In another recent local incident, a man walked onto his porch late at night to confront two guys trying steal his car, to raise an objection as the legal owner of the car, and they each pulled out a gun and began shooting at him. He just opened his mouth to protest an act of arbitrary taking by armed agents of a hostile political will — “What are you doing?” he said — and they made him know, by firing 30 rounds in his direction, somehow missing him on the porch and barely missing his daughter in her bed, that his protests were not allowed in the autocratic regime they’d set up on his property. These are real insults to the liberty of citizens, real acts of tyranny, frightening and sometimes lethal and undeniably political, that happen every day in this country.

“These are real insults to the liberty of citizens, real acts of tyranny”

I’m not even anti-gun, in any total sense. Some of my siblings and some of my best friends own guns. I think hunters should be able to own guns. I don’t think law-abiding citizens should be prevented from owning a gun to protect their homes. But, as a precept of political theory, the idea that it’s some kind of anti-republican tyranny for the central government, the actual sovereign, to exercise any control over the weapons of executive power — how powerful they are, how they fire, how many of them circulate in society — strikes me as insane.

It shows symptoms of insanity as political practice as well.
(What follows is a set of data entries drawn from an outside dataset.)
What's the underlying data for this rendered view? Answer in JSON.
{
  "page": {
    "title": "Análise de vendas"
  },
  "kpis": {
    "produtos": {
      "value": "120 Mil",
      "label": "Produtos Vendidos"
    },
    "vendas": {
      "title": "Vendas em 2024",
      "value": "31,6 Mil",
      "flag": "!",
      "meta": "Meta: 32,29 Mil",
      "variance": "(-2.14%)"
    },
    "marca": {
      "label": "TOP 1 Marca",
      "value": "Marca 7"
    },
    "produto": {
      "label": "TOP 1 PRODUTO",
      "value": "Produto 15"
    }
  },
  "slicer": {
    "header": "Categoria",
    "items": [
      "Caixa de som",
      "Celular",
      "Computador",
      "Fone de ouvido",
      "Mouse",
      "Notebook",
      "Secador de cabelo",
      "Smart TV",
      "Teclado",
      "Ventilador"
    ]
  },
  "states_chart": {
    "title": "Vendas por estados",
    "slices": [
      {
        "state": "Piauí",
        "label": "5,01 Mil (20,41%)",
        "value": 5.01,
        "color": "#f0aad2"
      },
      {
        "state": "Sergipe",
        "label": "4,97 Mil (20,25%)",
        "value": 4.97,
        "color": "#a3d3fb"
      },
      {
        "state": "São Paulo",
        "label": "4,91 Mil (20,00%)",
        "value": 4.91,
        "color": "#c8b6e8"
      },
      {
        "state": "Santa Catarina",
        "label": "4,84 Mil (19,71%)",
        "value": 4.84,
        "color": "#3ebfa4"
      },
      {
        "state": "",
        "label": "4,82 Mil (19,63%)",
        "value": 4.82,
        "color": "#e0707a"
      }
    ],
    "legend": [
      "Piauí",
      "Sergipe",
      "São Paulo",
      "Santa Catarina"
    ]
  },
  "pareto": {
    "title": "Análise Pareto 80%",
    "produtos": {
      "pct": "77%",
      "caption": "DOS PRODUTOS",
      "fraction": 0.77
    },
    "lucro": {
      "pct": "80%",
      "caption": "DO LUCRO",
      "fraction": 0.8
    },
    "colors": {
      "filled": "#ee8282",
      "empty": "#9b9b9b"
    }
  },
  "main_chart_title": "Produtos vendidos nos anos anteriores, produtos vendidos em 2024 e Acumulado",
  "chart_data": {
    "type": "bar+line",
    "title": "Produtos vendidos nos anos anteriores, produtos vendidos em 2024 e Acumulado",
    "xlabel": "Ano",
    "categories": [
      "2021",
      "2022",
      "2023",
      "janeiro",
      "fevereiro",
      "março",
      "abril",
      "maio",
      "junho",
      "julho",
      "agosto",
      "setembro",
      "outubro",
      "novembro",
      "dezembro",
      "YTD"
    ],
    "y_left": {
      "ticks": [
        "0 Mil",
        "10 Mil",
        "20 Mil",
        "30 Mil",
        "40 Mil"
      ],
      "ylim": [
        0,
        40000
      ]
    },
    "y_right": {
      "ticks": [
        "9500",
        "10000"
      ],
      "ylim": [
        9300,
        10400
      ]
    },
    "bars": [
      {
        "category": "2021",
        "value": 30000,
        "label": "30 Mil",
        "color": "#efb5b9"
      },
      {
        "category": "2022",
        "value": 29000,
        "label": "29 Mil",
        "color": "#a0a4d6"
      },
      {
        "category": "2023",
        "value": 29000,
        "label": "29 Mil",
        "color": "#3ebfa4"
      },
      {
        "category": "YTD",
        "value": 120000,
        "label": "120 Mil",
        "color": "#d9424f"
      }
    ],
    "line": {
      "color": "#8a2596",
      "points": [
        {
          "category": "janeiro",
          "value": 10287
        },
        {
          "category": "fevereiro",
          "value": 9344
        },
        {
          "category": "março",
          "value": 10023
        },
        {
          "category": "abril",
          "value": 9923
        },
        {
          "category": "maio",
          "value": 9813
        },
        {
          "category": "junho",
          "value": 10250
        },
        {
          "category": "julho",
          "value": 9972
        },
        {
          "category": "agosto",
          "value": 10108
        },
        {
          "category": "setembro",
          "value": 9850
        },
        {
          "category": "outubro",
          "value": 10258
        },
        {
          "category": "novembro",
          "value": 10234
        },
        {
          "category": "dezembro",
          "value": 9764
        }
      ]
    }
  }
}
You note these symptoms in the things politicians say when, after the newest Columbine, they’re forced by their absolutist gun ideology to finger a culprit that isn’t guns. After several school shootings, pro-gun activists and politicians have said that classroom teachers should carry guns. After the Uvalde massacre, Texas senator Ted Cruz said the problem was that schools have too many doors. After the Sandy Hook massacre, where 20 first graders and six adults were murdered by a delusional man, Wayne LaPierre, head of the National Rifle Association and purported opponent of tyranny and champion of limited government, decried the lack of “a national database of the mentally ill”.
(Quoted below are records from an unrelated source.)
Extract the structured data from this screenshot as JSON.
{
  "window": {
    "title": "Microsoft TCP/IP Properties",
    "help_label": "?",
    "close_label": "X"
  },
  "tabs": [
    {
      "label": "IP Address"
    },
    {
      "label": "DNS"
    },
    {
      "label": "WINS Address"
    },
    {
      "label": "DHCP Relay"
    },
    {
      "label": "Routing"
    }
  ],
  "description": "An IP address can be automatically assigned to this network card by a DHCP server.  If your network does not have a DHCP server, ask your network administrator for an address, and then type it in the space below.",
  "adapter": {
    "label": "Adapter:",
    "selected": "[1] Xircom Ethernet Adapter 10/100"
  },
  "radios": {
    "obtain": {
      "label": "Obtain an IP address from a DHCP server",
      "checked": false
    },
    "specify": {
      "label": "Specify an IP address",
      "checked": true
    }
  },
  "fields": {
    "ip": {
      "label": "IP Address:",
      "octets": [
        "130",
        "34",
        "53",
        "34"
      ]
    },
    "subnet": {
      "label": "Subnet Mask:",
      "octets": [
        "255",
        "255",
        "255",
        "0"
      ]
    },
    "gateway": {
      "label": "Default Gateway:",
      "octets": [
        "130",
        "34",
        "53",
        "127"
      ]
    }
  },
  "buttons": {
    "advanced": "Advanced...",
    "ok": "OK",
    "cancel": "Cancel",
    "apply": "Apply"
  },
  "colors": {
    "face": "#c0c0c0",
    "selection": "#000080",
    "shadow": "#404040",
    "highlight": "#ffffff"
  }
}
But my favourite example of this phenomenon, in which the psychic prohibition on acknowledging the obvious importance of guns in America’s massacre problem yields a clearly compensatory sort of babbling nonsense, is when then-president Donald Trump faced questions about a hideous church massacre in Texas in 2017. “I think mental health is your problem here,” he said. “We have a lot of mental health problems in our country, as do other countries. But this isn’t a guns situation… This is a mental health problem at the highest level.”

We can leave aside Trump’s tacit concession about guns here, what the mental health problem we share with “other countries” says about the massacre problem they don’t share with us. Instead, we can just focus on the fact that it’s Donald Trump at the mic, telling us we need to get serious about mental health in this country, that the root cause of a grave public policy problem is something to be tackled not by the police, or by Donald Trump’s best guys, but by psychotherapists. To me he doesn’t sound entirely well in this moment. He doesn’t — as we sometimes say of people who are struggling emotionally or psychologically — sound like himself.